Dating Apps and The Paradox of Too Much Choice
I believe a good reason why short-term relationships have become so prevalent is the paradox of choice - the phenomenon that states having too much choice in our everyday lives can actually overwhelm and paralyze us, instead of feeling satisfied with our final decisions. Psychologist Barry Schwartz, who popularized the concept, postulated that “With so many options to choose from, people find it very difficult to choose at all… The more options there are, the easier it is to regret everything that is disappointing about the option that you chose.”
___STEADY_PAYWALL___
Schwartz's theory plays well into modern dating and why many of us refuse to settle, and it’s because an infinite number of options constantly make us worry that someone better might still be out there. The presence of a mysterious future lover looms over our heads like a rain cloud, and we drive ourselves crazy fixating on whether or not the person we’re currently entertaining is worth it or not.
So we swipe and swipe until our fingers bleed, carouseling through dates ad-nauseum until we end up with nothing at the end, because it still wasn’t enough. We tell ourselves there’s always going to be someone else, and we have options, so we don't have to take these people seriously at all. But what if that first date was supposed to be the end-all be-all? Now we’ll never know because we jumped ship before it could’ve blossomed into anything worthwhile.

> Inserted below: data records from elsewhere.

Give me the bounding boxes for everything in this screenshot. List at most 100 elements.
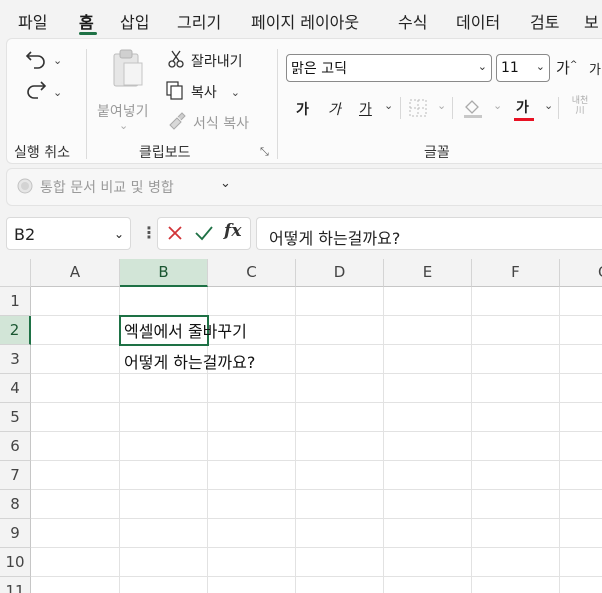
name-box[interactable]: B2 ⌄ — [6, 217, 131, 250]
row-header-7[interactable]: 7 — [0, 461, 31, 490]
tab-data[interactable]: 데이터 — [456, 9, 500, 33]
chevron-down-icon: ⌄ — [230, 85, 240, 99]
undo-button[interactable]: ⌄ — [25, 47, 62, 73]
row-header-11[interactable]: 11 — [0, 577, 31, 593]
formula-buttons: fx — [157, 217, 251, 250]
gridline — [31, 431, 602, 432]
column-header-a[interactable]: A — [31, 259, 120, 287]
gridline — [31, 315, 602, 316]
underline-button[interactable]: 가 — [359, 99, 372, 119]
column-header-b[interactable]: B — [120, 259, 208, 287]
tab-home[interactable]: 홈 — [79, 9, 94, 33]
formula-input[interactable]: 어떻게 하는걸까요? — [256, 217, 602, 250]
copy-label: 복사 — [191, 85, 217, 101]
group-divider — [277, 49, 278, 159]
enter-button[interactable] — [194, 224, 214, 246]
gridline — [31, 576, 602, 577]
more-options-icon[interactable]: ⋮ — [141, 223, 157, 242]
compare-merge-bar: 통합 문서 비교 및 병합 ⌄ — [6, 168, 602, 206]
grow-font-button[interactable]: 가^ — [556, 57, 577, 78]
close-icon — [166, 226, 184, 246]
paste-label: 붙여넣기 — [97, 104, 149, 120]
shrink-font-label: 가 — [589, 63, 601, 78]
column-header-g[interactable]: G — [560, 259, 602, 287]
chevron-down-icon[interactable]: ⌄ — [437, 99, 446, 112]
copy-icon — [165, 80, 185, 104]
tab-view[interactable]: 보 — [584, 9, 599, 33]
copy-button[interactable]: 복사 ⌄ — [165, 80, 240, 104]
border-button[interactable] — [408, 98, 428, 122]
dialog-launcher-icon[interactable]: ⤡ — [260, 145, 269, 159]
paste-button[interactable]: 붙여넣기 ⌄ — [95, 47, 157, 132]
row-header-9[interactable]: 9 — [0, 519, 31, 548]
insert-function-button[interactable]: fx — [224, 221, 241, 241]
row-header-6[interactable]: 6 — [0, 432, 31, 461]
select-all-corner[interactable] — [0, 259, 31, 287]
font-group-label: 글꼴 — [424, 145, 450, 161]
grow-font-label: 가 — [556, 59, 570, 77]
chevron-down-icon[interactable]: ⌄ — [384, 99, 393, 112]
font-name-select[interactable]: 맑은 고딕 ⌄ — [286, 54, 492, 82]
phonetic-guide-button[interactable]: 내천 川 — [568, 96, 592, 116]
font-color-button[interactable]: 가 — [516, 97, 529, 117]
clipboard-group-label: 클립보드 — [139, 145, 191, 161]
chevron-down-icon[interactable]: ⌄ — [493, 99, 502, 112]
tab-draw[interactable]: 그리기 — [177, 9, 221, 33]
row-header-8[interactable]: 8 — [0, 490, 31, 519]
formula-value: 어떻게 하는걸까요? — [269, 229, 401, 248]
column-header-e[interactable]: E — [384, 259, 472, 287]
row-header-2[interactable]: 2 — [0, 316, 31, 345]
divider — [452, 97, 453, 119]
divider — [400, 97, 401, 119]
cut-button[interactable]: 잘라내기 — [167, 49, 243, 73]
fill-color-button[interactable] — [462, 97, 484, 123]
row-header-4[interactable]: 4 — [0, 374, 31, 403]
cell-b2[interactable]: 엑셀에서 줄바꾸기 — [124, 318, 247, 342]
bold-button[interactable]: 가 — [296, 99, 309, 119]
column-header-c[interactable]: C — [208, 259, 296, 287]
gridline — [31, 373, 602, 374]
radio-circle-icon — [17, 178, 33, 198]
scissors-icon — [167, 49, 185, 73]
compare-merge-label: 통합 문서 비교 및 병합 — [40, 180, 174, 196]
row-header-3[interactable]: 3 — [0, 345, 31, 374]
undo-group-label: 실행 취소 — [14, 145, 70, 161]
grow-arrow-icon: ^ — [569, 60, 578, 70]
check-icon — [194, 226, 214, 246]
row-header-5[interactable]: 5 — [0, 403, 31, 432]
cell-b3[interactable]: 어떻게 하는걸까요? — [124, 349, 255, 373]
merge-button[interactable] — [17, 178, 33, 198]
gridline — [31, 547, 602, 548]
shrink-font-button[interactable]: 가 — [589, 59, 601, 78]
gridline — [31, 344, 602, 345]
cancel-button[interactable] — [166, 224, 184, 246]
row-header-10[interactable]: 10 — [0, 548, 31, 577]
tab-review[interactable]: 검토 — [530, 9, 559, 33]
row-header-1[interactable]: 1 — [0, 287, 31, 316]
chevron-down-icon: ⌄ — [477, 60, 487, 73]
ribbon-tab-bar: 파일 홈 삽입 그리기 페이지 레이아웃 수식 데이터 검토 보 — [0, 0, 602, 38]
chevron-down-icon[interactable]: ⌄ — [544, 99, 553, 112]
customize-chevron-icon[interactable]: ⌄ — [220, 176, 231, 191]
chevron-down-icon: ⌄ — [53, 85, 63, 99]
spreadsheet-grid[interactable]: A B C D E F G 1 2 3 4 5 6 7 8 9 10 11 엑셀… — [0, 259, 602, 593]
column-header-f[interactable]: F — [472, 259, 560, 287]
phonetic-guide-sub: 川 — [575, 106, 585, 116]
chevron-down-icon: ⌄ — [535, 60, 545, 73]
tab-formulas[interactable]: 수식 — [398, 9, 427, 33]
group-divider — [86, 49, 87, 159]
format-painter-button[interactable]: 서식 복사 — [167, 111, 249, 135]
redo-icon — [25, 79, 47, 105]
column-header-d[interactable]: D — [296, 259, 384, 287]
font-size-select[interactable]: 11 ⌄ — [496, 54, 550, 82]
tab-page-layout[interactable]: 페이지 레이아웃 — [251, 9, 359, 33]
phonetic-guide-label: 내천 — [571, 96, 589, 106]
tab-file[interactable]: 파일 — [18, 9, 47, 33]
italic-button[interactable]: 가 — [328, 99, 341, 119]
ribbon: ⌄ ⌄ 실행 취소 붙여넣기 ⌄ 잘라내기 복사 ⌄ 서식 복사 클립보드 ⤡ — [6, 38, 602, 164]
tab-insert[interactable]: 삽입 — [120, 9, 149, 33]
font-color-swatch — [514, 118, 534, 121]
divider — [558, 97, 559, 119]
format-painter-label: 서식 복사 — [193, 116, 249, 132]
redo-button[interactable]: ⌄ — [25, 79, 62, 105]
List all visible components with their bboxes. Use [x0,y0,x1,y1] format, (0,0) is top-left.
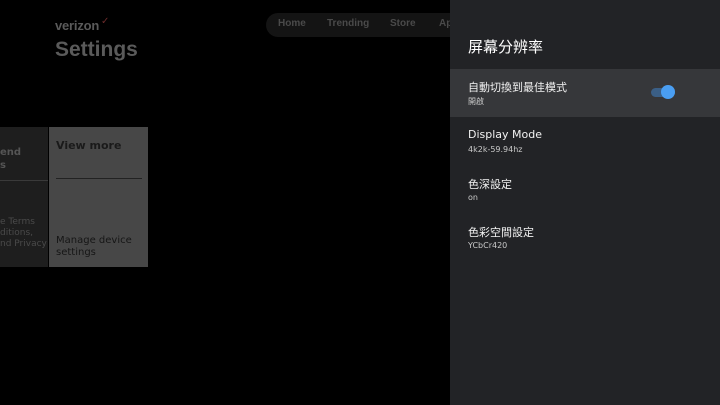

The cyber generation lacks real connection and that’s the problem here. We try to romanticize every heartbreak, kiss, or ten-minute rendezvous in the restroom of an Olive Garden as an ill attempt to feel something, but we become so detached from ourselves that none of it seems real anymore. When we do settle, we do it because we don’t want to be alone. But when we realize that placating that loneliness isn’t enough, we start to think about the “what ifs” the “how comes” and the “what would happen if I reached out to one of my beloved paramours of the past?”- to which another bout of existential dread begins. I say we’re one more fantasy away from poking our eyeballs out with rose-colored glasses.
While writing this piece, SWV’s “Weak” came on shuffle, (arguably the best love song of all time) and I let my mind wander off to how different ‘90s love must’ve been. Do connections that get our hearts beating triple time still exist? I have to admit that I still wonder if lovers from previous generations ever feel like they missed out on something else too. Whenever I ask my aunt this question, her answer is always the same; she tells me no, and that she believes things with my uncle were meant to happen the way they did. (Plus she feels she’s too lazy to start over with a new man anyway.)
Back then, they didn’t have the hiss of influencers’ matcha breath down their necks telling them how to approach these relationships; rather they let themselves be led by divine timing. As silly as the “What if we reached for the Starbucks drink at the same time?” scenarios sound, that reality was much more common in the past than it is now. Chance meetings sparked conversation and shared interests; and if they were lucky enough, something even bigger. And I hate to sound like an “I was born in the wrong generation!” type of bitch, but as I sit here clutching my prayer beads and begging a higher force that it doesn’t send me another man that believes Andrew Tate is the second coming of Christ, I don’t believe I’m wrong for asking for the bare minimum.
“Dramatics aside, I don’t believe there’s any harm in setting standards, but perhaps we’re setting them a bit too high.”
Let’s be real here: not every couple from the past is perfect, and it might be a bit pointless to compare different eras, but it’s still interesting to look at the contrast. Not having a lens into the lives of others via social media facilitated the dating sphere for them. Connections weren’t formed out of competition, and my naivete would like to believe quite a few people are still fond of the choices they made back then. In a world where TikTok and Twitter reign, everything becomes fuzzy when we follow each other blindly. I think we need to just let things happen on their own terms. We don’t always need to force these experiences and isolate ourselves because we’re scared of missing out on something that might not even exist to begin with.
I’d still like to be clear about something though- I’m not against the notion of meeting new people, and seeing what’s out there for us, but rather how callous and cruel we can be when disposing of one another. Don't like mushrooms? Blocked. They part their hair in the middle? Ghosted. Never watched Sex In the City? Expunged from the computerized makeup of our phone software permanently. It’s a bit tragicomic, really. When we decide that a person’s flaws no longer play into the idealized version of them we’ve created in our heads, their existence becomes inconsequential to us, and we strip them of their personhood. Person A has now been relegated to Tree #3 in the cinematic universe we’ve constructed for ourselves. It’s now up to us, the main character, to find a suitable understudy. This same plot will continue to devour us until the story ends with loneliness as our final lover.
Dramatics aside, I don’t believe there’s any harm in setting standards, but perhaps we’re setting them a bit too high. One day I’ll just have to come to terms with the fact that my future partner might not be Aaron Taylor Johnson’s tethered, and that’s okay.